En la oficina, Mamush pagó la
entrada y contrató a un guía local. Más adelante, subió un policía de la zona,
quizá un vigilante, porque no llevaba uniforme, con un kalashnikov terriblemente viejo. Eran los mismos que exhibían los
Mursi y que compraban a las tribus al otro lado de la frontera por cinco vacas.
Los keniatas tenían pocas vacas y muchas armas, de ahí el trueque. Los fusiles
también formaban parte de las dotes. Mamush nos informó de que los miembros de
esta etnia no pasaban a Kenia en su deambular nómada.
Habíamos observado a este grupo
étnico la tarde anterior en Jinka, adonde acudían para comprar aguardiente.
Eran capaces de recorrer 70 kilómetros para este comercio.
La carretera que atravesamos era
relativamente reciente. Anteriormente, se podía tardar ocho horas en alcanzar
las aldeas Mursi. Seguía siendo de tierra pero había acortado considerablemente
los tiempos. Pensamos que quizá tras esta infraestructura estaba la intención
de construir seis fábricas de azúcar, enormemente contaminantes, por parte de
los chinos. Pensar que pudieran instalar depuradoras para no dañar el medio
ambiente era utópico, lo que podría provocar la destrucción del entorno.

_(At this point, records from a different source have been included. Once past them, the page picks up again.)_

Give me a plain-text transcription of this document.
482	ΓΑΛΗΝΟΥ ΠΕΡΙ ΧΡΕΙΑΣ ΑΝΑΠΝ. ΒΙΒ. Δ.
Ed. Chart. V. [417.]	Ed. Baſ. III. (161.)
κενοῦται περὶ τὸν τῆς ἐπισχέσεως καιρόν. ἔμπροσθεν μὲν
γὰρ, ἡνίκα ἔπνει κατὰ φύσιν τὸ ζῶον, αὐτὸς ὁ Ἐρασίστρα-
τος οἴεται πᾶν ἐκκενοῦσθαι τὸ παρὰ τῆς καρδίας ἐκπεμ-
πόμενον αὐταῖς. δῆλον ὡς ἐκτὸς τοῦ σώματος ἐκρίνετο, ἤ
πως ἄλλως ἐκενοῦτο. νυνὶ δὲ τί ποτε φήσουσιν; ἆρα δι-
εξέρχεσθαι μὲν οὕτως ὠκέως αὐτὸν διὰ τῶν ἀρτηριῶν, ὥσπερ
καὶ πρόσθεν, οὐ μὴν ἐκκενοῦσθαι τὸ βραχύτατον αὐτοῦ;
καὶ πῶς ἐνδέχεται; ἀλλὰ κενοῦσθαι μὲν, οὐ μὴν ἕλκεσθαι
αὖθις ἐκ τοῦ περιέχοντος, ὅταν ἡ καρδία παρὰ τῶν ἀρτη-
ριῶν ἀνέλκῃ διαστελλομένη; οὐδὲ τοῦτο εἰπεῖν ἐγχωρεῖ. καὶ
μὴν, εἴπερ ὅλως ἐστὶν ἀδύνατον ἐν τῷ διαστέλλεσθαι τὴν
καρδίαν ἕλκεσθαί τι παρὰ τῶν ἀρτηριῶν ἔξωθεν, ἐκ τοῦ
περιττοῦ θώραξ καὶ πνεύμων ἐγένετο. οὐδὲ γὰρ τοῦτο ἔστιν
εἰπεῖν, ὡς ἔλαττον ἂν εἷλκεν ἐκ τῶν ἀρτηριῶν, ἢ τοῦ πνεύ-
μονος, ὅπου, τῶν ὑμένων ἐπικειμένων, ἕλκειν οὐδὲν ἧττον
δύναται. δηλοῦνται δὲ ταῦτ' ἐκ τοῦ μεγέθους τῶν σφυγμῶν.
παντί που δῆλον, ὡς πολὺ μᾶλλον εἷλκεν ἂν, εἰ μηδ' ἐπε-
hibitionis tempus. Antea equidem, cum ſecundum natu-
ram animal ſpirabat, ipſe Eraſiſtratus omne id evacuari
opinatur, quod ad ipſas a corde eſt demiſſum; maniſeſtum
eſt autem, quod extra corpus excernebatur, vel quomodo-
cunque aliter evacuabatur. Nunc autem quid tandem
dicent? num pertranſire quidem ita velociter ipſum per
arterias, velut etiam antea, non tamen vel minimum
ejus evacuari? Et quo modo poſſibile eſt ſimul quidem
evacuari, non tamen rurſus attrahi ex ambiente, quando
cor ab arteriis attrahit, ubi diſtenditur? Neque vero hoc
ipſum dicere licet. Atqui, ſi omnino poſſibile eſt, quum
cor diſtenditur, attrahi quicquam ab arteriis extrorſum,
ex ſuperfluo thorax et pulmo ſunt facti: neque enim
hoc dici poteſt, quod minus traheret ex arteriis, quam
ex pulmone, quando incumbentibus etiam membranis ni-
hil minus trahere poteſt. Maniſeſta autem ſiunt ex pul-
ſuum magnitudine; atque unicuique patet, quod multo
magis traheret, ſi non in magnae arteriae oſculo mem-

Los
Mursi acabarían como empleados de las mismas y se extinguirían sus costumbres y
su forma de vida.
Entre el río Omo y el río Mago,
su afluente, se distribuían unos treinta mil individuos que cambiaban de lugar
con su abundante ganado. Algunos se habían establecido y cultivaban el campo en
una precaria agricultura.
Nuestro desembarco provocó el
tradicional revuelo. Con esta etnia había que llevar mucho cuidado al
fotografiarles ya que intentar captarles sin pagar podía provocar un conflicto.
Sin embargo, su mala fama de violentos y de gente con mala leche se difuminó
más rápido de lo que nos esperábamos. Yo me había quitado el reloj y dejado la
cartera, y había aconsejado a los demás guardar los objetos de valor porque me
habían informado de que podían robarlos. Nadie tuvo incidentes.